On Monday the Arlington Heights committee of the whole approved staying with the "Discover Arlington" campaign, while maybe discussing adding a new tagline to refresh the slogan.

Board members also approved spending $16,500 on a consumer survey with Public Research Group, which will question residents of Arlington Heights and the surrounding suburbs on their consumer wants and needs.

The two recommendations came from the Arlington Economic Alliance, a group of business leaders in Arlington Heights, who have been working on determining the future of Arlington Heights' marketing strategy since last year, when some board members had questions about how effective the 8-year-old campaign still was.

The Alliance held several focus groups and meetings to discuss issues including how to promote tourism, maximize exposure online, focus on specific market segments and cross promote the various areas of town, said Chairman Tony Guido.

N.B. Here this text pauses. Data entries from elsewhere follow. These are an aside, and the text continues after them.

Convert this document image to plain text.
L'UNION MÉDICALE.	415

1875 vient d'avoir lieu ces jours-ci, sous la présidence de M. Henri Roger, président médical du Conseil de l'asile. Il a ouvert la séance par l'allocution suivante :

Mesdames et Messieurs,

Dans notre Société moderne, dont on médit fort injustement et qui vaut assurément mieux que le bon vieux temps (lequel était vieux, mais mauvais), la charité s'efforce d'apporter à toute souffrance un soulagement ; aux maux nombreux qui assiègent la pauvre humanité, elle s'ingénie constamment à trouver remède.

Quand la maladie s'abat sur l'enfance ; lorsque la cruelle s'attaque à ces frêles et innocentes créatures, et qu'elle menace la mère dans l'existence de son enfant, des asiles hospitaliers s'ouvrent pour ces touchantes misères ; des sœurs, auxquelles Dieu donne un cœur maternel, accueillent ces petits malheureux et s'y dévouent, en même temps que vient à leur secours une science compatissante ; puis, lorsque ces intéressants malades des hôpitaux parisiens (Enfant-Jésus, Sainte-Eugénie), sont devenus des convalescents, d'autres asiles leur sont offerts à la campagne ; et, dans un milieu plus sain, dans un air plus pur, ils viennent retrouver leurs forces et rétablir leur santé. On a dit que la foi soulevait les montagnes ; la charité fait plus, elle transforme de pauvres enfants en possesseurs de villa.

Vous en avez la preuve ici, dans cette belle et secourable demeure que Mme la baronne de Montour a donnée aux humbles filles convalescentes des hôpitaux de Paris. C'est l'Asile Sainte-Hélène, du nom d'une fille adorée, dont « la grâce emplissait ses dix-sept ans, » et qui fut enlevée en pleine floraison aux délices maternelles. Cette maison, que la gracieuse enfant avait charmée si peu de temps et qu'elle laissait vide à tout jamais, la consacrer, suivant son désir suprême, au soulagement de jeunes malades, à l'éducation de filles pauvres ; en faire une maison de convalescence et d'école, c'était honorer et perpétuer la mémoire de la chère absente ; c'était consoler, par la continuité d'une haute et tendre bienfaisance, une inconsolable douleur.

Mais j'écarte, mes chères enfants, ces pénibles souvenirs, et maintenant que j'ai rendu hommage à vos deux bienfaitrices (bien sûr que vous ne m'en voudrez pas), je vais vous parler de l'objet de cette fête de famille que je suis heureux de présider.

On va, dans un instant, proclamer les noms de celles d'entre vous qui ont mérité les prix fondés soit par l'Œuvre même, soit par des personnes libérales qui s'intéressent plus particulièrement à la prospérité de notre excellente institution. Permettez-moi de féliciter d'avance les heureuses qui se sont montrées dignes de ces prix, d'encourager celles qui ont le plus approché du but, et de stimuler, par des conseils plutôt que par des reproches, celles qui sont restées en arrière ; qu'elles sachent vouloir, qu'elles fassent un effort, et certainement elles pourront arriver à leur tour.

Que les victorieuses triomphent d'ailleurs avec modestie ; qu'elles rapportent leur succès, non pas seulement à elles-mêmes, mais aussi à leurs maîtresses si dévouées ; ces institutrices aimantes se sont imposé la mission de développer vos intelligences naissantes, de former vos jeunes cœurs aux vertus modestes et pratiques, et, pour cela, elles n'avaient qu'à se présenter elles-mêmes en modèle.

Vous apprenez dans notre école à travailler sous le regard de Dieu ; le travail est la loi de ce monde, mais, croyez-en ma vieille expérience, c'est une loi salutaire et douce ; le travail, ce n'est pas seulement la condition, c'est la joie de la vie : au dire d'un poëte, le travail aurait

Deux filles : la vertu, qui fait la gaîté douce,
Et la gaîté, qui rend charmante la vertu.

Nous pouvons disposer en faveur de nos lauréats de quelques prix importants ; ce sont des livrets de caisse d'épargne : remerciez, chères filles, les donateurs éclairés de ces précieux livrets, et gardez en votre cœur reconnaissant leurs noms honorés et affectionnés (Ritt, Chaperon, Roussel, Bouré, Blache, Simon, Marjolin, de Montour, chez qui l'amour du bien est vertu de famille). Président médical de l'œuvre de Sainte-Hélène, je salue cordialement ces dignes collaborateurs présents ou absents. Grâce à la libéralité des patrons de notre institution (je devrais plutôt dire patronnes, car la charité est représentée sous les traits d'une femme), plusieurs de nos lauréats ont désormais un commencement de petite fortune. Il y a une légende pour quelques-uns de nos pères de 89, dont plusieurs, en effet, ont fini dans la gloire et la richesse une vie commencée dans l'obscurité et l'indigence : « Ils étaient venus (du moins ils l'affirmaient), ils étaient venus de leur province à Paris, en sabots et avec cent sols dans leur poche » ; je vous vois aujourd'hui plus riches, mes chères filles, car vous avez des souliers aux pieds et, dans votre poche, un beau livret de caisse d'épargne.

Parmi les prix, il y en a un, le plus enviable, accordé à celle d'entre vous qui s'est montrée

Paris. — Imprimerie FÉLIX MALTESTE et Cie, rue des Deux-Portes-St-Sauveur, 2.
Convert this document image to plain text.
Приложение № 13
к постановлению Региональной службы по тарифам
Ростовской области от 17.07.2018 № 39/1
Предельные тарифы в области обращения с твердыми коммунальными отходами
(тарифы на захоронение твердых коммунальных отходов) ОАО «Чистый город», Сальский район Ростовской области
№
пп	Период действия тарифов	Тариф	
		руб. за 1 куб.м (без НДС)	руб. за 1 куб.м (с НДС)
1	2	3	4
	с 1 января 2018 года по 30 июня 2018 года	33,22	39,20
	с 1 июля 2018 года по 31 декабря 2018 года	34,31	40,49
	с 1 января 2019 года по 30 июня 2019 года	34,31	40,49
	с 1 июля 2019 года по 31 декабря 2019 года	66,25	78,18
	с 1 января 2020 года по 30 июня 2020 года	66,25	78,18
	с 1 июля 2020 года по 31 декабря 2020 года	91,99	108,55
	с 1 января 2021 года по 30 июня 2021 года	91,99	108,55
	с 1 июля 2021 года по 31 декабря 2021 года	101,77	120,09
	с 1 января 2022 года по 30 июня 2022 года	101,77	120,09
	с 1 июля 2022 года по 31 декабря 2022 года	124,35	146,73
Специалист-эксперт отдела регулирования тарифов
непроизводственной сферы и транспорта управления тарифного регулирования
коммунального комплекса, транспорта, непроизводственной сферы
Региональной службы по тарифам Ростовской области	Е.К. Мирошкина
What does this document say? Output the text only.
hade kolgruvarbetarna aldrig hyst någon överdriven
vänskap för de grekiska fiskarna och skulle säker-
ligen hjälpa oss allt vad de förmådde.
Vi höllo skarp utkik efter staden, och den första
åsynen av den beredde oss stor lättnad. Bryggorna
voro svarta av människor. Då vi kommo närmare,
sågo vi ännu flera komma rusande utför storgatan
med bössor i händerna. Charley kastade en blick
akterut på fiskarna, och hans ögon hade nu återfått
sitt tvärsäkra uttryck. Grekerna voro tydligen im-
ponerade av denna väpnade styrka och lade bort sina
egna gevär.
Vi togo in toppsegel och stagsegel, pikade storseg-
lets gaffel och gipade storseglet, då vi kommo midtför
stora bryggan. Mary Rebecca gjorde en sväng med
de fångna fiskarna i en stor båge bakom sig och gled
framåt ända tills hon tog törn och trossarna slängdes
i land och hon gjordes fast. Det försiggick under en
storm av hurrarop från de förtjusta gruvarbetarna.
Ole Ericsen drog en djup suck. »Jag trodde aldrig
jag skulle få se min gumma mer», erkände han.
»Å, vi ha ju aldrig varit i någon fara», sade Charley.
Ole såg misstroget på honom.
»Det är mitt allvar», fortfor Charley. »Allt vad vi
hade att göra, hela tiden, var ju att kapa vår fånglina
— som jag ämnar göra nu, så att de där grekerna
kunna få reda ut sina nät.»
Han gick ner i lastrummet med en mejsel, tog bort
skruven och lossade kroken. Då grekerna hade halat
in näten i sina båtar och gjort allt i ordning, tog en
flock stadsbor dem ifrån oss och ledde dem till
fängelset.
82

"'Discover Arlington' is a work in progress," said Kris Stabler, a member of the alliance. "Everyone asks, 'What does it mean to you?' I think that's a good thing because it can mean a lot of things to a lot of people."

The group also discussed how to grow their online presence through Facebook and other social media and may look at hiring an intern to help manage their Web personality.

The Alliance suggested a tagline of "Always more to discover," which board members had mixed reactions to but were told that could still be tweaked.

The $16,500 for the consumer research study will be a jumping off point for where the village wants to go next with marketing and promoting the village, staff said.

"I'm looking forward to the research, but I'm more looking forward to seeing what we do next," said trustee Joseph Farwell.